Threat perceptions differ. The Saudis shudder over Iran, their longtime rival for regional leadership, while Kuwait worries about Iraq, its northern neighbor, which under Saddam Hussein invaded the emirate in August 1990 and triggered a regional war.

And there's little expectation among military analysts and longtime observers of the region that anything will come of this latest effort even though it was a decision driven in part by growing concerns the United States is scaling back its Middle East commitment and seeking a rapprochement with Iran.

The GCC decision was "largely Saudi-driven given their geopolitical predicaments," observed Frederic Wehrey of the Carnegie Endowment's Middle East Program.

Michael Knights of the Washington Institute for Near East Policy noted: "I expect Qatar and Oman will be the ones to most diverge, and Kuwait probably next. Some won't participate, some will withdraw. It will be a fractured union."

The overwhelmingly Shiite Islamic republic is the main rival of the Sunni-ruled GCC states, who are deeply suspicious of the Tehran regime's newfound moderation.

Analyst Matthew Hedges, based in the United Arab Emirates, said the GCC summit's endorsement of a joint command, plus the establishment of a Gulf Academy for Strategic and Security Studies in the Emirates, is aimed at strengthening military cooperation among GCC states.
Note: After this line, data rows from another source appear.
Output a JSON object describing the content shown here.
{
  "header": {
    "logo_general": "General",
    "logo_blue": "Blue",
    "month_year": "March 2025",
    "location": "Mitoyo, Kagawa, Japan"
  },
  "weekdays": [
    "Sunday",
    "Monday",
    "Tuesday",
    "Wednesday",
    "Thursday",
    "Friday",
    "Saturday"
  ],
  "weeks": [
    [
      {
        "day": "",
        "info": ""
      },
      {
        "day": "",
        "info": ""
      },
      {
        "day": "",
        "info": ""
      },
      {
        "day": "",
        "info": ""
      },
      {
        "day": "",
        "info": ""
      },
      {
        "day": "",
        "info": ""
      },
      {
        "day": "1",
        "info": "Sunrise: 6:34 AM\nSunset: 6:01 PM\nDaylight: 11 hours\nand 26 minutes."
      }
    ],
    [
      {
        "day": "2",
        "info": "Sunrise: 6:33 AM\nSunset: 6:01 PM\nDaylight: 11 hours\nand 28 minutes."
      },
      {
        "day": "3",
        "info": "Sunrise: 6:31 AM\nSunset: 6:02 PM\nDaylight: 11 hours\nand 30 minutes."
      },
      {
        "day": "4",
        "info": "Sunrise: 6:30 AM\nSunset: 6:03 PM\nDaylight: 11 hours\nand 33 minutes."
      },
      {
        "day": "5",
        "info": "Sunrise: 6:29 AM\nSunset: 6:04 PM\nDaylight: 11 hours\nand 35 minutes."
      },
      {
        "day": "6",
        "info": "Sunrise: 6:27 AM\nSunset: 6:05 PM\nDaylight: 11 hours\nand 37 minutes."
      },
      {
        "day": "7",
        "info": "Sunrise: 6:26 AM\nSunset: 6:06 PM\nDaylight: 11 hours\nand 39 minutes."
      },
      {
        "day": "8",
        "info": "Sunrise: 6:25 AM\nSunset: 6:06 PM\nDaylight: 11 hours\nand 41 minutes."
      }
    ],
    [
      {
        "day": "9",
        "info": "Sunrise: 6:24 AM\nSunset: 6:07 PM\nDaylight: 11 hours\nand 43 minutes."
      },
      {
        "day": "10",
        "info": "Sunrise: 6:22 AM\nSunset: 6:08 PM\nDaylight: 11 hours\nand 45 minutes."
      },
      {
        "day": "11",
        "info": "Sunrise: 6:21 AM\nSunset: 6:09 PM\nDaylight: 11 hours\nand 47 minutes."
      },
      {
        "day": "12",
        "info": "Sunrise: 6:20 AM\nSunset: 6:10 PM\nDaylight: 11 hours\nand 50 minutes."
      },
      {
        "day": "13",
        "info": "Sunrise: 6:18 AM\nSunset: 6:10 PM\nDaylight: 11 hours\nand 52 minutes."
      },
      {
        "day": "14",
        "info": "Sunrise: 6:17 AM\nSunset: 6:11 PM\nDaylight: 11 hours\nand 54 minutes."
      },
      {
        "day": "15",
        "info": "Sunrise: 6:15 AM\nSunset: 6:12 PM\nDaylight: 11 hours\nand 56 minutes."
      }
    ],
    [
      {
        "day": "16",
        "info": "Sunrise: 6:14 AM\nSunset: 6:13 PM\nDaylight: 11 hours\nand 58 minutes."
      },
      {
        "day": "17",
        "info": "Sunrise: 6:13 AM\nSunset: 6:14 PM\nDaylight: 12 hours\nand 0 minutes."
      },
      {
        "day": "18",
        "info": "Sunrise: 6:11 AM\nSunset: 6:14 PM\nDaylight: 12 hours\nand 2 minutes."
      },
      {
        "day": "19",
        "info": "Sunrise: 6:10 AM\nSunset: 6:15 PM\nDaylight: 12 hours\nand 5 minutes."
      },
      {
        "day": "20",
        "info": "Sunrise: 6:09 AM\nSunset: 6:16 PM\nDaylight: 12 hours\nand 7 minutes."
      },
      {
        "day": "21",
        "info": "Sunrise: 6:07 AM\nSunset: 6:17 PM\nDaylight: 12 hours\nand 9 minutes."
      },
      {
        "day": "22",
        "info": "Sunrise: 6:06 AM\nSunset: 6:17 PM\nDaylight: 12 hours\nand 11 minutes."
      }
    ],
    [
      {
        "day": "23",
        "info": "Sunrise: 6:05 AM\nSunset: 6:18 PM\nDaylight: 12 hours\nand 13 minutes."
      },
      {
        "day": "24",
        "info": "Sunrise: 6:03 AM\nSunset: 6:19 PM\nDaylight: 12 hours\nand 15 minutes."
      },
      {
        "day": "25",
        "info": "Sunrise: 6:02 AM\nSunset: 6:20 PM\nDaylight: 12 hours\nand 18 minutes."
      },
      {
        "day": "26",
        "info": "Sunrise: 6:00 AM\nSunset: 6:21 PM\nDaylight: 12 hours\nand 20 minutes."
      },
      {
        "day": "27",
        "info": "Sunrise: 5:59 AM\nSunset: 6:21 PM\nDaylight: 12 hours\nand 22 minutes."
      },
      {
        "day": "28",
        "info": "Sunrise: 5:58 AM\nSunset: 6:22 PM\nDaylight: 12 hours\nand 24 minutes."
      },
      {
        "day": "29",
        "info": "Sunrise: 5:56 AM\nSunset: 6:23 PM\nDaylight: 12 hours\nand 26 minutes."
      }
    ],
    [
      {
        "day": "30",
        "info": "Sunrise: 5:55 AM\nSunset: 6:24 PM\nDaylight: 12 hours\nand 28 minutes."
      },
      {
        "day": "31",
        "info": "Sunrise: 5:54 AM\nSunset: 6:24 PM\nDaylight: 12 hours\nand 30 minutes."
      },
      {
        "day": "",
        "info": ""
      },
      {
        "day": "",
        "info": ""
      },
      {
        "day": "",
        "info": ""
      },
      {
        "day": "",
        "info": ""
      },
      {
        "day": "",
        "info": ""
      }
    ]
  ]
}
"The academy will look to increase knowledge transfer and greater comprehension of a unified realization of threats across the entire GCC region," said Hedges, who is with the Institute of Near East and Gulf Military Analysis in Dubai.

"There will be an initial focus on missile defense, border security and counterterrorism."

But even he is dubious about how effective the new GCC policy will be in the short term. Real interoperability "will take at least years to come to fruition."

The Americans, defenders of the gulf states for the last 40 years, have long preached joint missile defense, clearly aimed at countering Iran's growing arsenal of intermediate-range ballistic missiles and other such systems.

There's been little consideration of interoperability of the weapons systems and other equipment these states have acquired, largely a mix of U.S., British, French and even Russian hardware. Even the communications systems are not particularly compatible.

But it's only in the last couple of years, as the Iranian threat grew, that the GCC's key military powers, Saudi Arabia and the UAE, have moved in that direction.

And while the U.S. has racked up more than $100 billion in sales of increasingly advanced systems, weapons that until a couple of years ago were blocked because they could be used to threaten Israel, the GCC states still lack a cohesive defense network.

U.S. Secretary of Defense Chuck Hagel visited the gulf in December to reassure the monarchs of continued U.S. support.

But what he stressed was the need for greater cooperation through which the United States would sell weapons to the GCC states as a single military power rather than separate states pursuing individual procurement policies that did not promote close coordination on defense.

"Nothing's really different about this particular announcement" by the GCC summit, Knights observed.

There have been other ambitious plans announced over the last decade "without much to show for them," he said.

"There are real barriers to real gulf cooperation on the military front: capacity and political will," said Wehrey. "Any type of international or regional military coalition is increasingly complex."